Properties are managed via helper functions:

# Shell
fn-plugin-property-write "git" "$APP" "deploy-branch" "main"
fn-plugin-property-get "git" "$APP" "deploy-branch"
// Go
common.PropertyWrite("git", appName, "deploy-branch", "main")
common.PropertyGet("git", appName, "deploy-branch")

Per-App Data

Application-specific data sometimes lives in $DOKKU_ROOT/<app>/:

  • refs/ - Git references
  • tls/ - SSL certificates
  • ENV - Environment file
  • Container IDs, port mappings, etc.

All non-git code is being migrated to the property system.

Global Configuration

Global settings can be configured via:

  • /etc/default/dokku - System-level defaults
  • $DOKKU_ROOT/dokkurc - User-level configuration
  • $DOKKU_ROOT/.dokkurc/* - Additional configuration files

Key Design Decisions

Decision Rationale
Plugin-based architecture Enables extensibility without modifying core code.
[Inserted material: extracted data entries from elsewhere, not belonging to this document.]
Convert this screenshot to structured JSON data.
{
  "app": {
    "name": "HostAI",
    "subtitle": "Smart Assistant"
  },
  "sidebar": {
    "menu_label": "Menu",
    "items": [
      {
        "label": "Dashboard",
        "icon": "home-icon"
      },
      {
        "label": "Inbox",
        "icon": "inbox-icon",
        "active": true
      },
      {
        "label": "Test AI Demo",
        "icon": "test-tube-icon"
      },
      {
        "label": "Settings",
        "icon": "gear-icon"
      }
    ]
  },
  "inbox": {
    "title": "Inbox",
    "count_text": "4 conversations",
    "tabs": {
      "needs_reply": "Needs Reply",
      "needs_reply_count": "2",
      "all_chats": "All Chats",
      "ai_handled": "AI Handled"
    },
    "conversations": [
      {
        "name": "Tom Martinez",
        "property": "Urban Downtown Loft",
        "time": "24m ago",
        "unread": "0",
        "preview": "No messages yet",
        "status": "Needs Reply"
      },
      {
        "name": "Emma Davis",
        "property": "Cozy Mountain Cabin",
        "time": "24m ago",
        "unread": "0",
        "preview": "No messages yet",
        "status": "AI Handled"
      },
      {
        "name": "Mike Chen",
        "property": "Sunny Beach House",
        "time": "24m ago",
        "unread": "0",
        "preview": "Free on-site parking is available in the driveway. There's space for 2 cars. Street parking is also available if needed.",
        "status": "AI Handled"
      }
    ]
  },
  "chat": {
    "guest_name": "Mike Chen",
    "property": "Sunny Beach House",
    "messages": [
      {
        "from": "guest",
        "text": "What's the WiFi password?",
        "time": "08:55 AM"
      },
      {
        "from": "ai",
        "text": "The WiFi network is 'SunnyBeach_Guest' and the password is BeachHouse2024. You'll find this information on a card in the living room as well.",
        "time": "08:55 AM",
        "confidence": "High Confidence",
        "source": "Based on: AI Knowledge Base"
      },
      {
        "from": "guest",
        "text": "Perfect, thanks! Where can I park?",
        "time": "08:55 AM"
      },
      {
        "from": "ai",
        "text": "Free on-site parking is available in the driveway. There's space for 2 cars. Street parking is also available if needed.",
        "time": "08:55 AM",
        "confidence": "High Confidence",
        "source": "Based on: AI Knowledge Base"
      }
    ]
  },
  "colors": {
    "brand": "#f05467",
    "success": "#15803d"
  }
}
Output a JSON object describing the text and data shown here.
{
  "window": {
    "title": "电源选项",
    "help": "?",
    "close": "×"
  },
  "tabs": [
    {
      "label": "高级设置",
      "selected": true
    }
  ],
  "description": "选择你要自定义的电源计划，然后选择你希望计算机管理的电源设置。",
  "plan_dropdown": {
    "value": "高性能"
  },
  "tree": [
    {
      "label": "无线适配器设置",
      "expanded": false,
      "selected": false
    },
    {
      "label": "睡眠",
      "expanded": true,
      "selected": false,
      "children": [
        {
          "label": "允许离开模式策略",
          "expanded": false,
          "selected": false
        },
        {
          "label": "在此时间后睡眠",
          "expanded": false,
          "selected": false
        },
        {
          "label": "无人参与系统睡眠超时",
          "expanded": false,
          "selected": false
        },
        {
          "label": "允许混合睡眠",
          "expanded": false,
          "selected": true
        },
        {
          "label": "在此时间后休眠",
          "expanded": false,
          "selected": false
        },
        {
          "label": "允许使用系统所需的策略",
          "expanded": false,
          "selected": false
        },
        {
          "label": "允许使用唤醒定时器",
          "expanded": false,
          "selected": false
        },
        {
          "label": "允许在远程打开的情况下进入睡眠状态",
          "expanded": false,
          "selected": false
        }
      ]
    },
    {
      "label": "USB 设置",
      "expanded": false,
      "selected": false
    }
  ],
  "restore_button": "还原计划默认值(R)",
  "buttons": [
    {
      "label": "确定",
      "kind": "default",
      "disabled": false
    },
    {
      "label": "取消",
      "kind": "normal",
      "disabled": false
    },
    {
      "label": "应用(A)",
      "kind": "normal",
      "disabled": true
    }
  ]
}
Community plugins can add databases, caching, and other services.
Bash + Go hybrid Bash for orchestration and simple commands; Go for performance-critical operations and complex logic.
Trigger system Loose coupling between plugins. Plugins don't need to know about each other; they just fire and respond to events.
File-based state Simple, transparent, and easy to debug. No database dependency. State can be inspected with standard Unix tools.
Docker as foundation Leverages Docker's container runtime, networking, and image management. Allows multiple scheduler backends.